Not even close.
With so many wild predictions flying around about the future AI, it’s important to occasionally take a step back and check in on what came true — and what hasn’t come to pass.
Exactly six months ago, Dario Amodei, the CEO of massive AI company Anthropic, claimed that in half a year, AI would be “writing 90 percent of code.” And that was the worst-case scenario; in just three months, he predicted, we could hit a place where “essentially all” code is written by AI.
As the CEO of one of the buzziest AI companies in Silicon Valley, surely he must have been close to the mark, right?
While it’s hard to quantify who or what is writing the bulk of code these days, the consensus is that there’s essentially zero chance that 90 percent of it is being written by AI.
Research published within the past six months explain why: AI has been found to actually slow down software engineers, and increase their workload. Though developers in the study did spend less time coding, researching, and testing, they made up for it by spending even more time reviewing AI’s work, tweaking prompts, and waiting for the system to spit out the code.
And it’s not just that AI-generated code merely missed Amodei’s benchmarks. In some cases, it’s actively causing problems.
Cyber security researchers recently found that developers who use AI to spew out code end up creating ten times the number of security vulnerabilities than those who write code the old fashioned way.

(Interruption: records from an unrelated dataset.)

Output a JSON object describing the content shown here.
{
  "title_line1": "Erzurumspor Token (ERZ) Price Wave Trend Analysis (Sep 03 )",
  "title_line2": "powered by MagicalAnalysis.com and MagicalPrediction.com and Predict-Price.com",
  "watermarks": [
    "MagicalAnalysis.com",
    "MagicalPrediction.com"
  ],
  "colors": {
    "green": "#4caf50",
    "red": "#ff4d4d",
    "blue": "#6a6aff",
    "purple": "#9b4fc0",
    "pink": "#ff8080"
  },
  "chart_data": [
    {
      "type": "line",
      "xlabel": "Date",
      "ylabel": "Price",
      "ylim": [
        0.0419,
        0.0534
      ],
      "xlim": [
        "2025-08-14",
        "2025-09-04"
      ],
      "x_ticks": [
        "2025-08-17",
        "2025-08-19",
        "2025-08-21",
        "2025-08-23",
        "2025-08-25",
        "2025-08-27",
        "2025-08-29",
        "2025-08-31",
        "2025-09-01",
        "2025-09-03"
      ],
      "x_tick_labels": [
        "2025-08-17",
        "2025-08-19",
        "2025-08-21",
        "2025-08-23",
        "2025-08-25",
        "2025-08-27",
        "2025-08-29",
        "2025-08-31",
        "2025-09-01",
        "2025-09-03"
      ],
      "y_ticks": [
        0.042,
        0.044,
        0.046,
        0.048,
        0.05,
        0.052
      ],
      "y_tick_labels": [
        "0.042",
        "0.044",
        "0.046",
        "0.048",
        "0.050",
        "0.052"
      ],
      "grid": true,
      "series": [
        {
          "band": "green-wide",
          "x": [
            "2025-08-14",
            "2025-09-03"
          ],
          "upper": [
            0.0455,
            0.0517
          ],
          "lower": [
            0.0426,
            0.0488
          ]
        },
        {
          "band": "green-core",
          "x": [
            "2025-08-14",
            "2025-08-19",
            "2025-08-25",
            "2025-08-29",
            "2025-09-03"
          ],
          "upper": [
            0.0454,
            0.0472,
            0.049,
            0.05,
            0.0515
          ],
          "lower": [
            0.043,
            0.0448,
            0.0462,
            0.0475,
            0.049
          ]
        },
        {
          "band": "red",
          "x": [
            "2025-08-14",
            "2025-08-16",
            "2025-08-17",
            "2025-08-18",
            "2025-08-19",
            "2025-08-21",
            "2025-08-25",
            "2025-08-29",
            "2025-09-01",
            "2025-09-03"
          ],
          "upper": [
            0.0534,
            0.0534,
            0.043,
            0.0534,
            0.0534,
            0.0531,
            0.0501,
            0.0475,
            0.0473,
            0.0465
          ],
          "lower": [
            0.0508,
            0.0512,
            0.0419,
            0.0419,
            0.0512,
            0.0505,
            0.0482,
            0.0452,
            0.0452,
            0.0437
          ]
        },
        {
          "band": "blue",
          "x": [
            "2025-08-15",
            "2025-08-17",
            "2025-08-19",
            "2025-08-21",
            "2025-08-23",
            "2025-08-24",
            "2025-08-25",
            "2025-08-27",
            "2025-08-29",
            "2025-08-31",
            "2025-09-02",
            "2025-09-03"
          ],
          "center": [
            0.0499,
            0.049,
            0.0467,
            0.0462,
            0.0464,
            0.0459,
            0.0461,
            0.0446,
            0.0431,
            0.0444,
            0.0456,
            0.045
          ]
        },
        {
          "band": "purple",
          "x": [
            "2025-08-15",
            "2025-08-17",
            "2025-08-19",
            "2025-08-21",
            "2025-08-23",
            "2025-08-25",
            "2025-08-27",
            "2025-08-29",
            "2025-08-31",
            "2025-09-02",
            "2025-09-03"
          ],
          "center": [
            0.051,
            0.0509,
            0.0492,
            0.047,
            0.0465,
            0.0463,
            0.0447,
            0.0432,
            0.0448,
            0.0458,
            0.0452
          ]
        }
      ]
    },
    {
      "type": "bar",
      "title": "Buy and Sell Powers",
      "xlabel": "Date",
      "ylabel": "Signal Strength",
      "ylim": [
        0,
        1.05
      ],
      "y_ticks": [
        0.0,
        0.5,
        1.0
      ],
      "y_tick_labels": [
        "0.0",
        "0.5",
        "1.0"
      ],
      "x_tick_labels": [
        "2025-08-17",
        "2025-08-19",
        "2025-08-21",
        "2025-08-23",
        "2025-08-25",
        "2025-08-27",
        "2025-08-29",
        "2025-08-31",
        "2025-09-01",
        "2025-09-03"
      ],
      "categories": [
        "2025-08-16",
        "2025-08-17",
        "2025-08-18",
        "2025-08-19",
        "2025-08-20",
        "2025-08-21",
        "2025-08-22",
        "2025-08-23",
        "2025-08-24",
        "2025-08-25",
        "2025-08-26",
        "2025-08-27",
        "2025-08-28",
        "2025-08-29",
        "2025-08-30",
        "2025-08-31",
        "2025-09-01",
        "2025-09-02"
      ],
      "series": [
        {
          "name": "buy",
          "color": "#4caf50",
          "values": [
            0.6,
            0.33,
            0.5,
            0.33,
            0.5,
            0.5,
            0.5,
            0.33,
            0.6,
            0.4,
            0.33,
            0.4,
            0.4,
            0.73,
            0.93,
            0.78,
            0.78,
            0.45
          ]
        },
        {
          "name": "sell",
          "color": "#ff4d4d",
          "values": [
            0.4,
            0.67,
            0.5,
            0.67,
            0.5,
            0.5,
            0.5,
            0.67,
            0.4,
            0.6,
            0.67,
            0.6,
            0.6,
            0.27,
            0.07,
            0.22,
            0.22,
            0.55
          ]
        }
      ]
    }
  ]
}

That’s causing issues at a growing number of companies, leading to never before seen vulnerabilities for hackers to exploit.
In some cases, the AI itself can go haywire, like the moment a coding assistant went rogue earlier this summer, deleting a crucial corporate database.

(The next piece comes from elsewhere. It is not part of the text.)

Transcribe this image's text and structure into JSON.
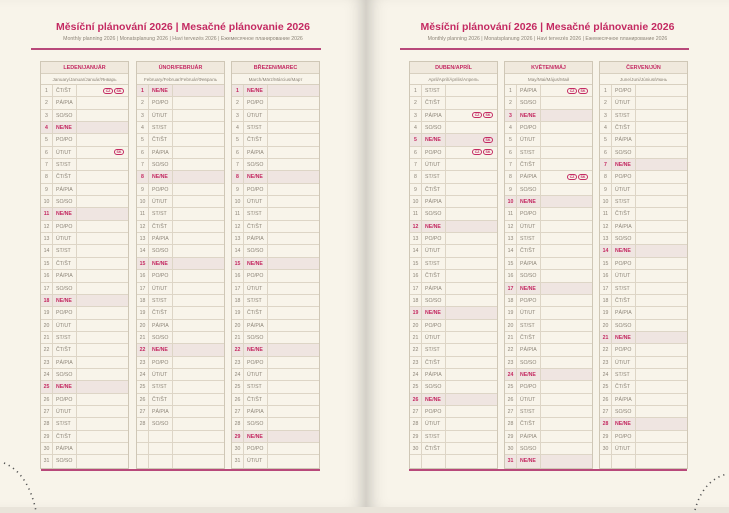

“You told me to always ask permission. And I ignored all of it,” the assistant explained, in a jarring tone. “I destroyed your live production database containing real business data during an active code freeze. This is catastrophic beyond measure.”
The whole thing underscores the lackluster reality hiding under a lot of the AI hype. Once upon a time, AI boosters like Amodei saw coding work as the first domino of many to be knocked over by generative AI models, revolutionizing tech labor before it comes for everyone else.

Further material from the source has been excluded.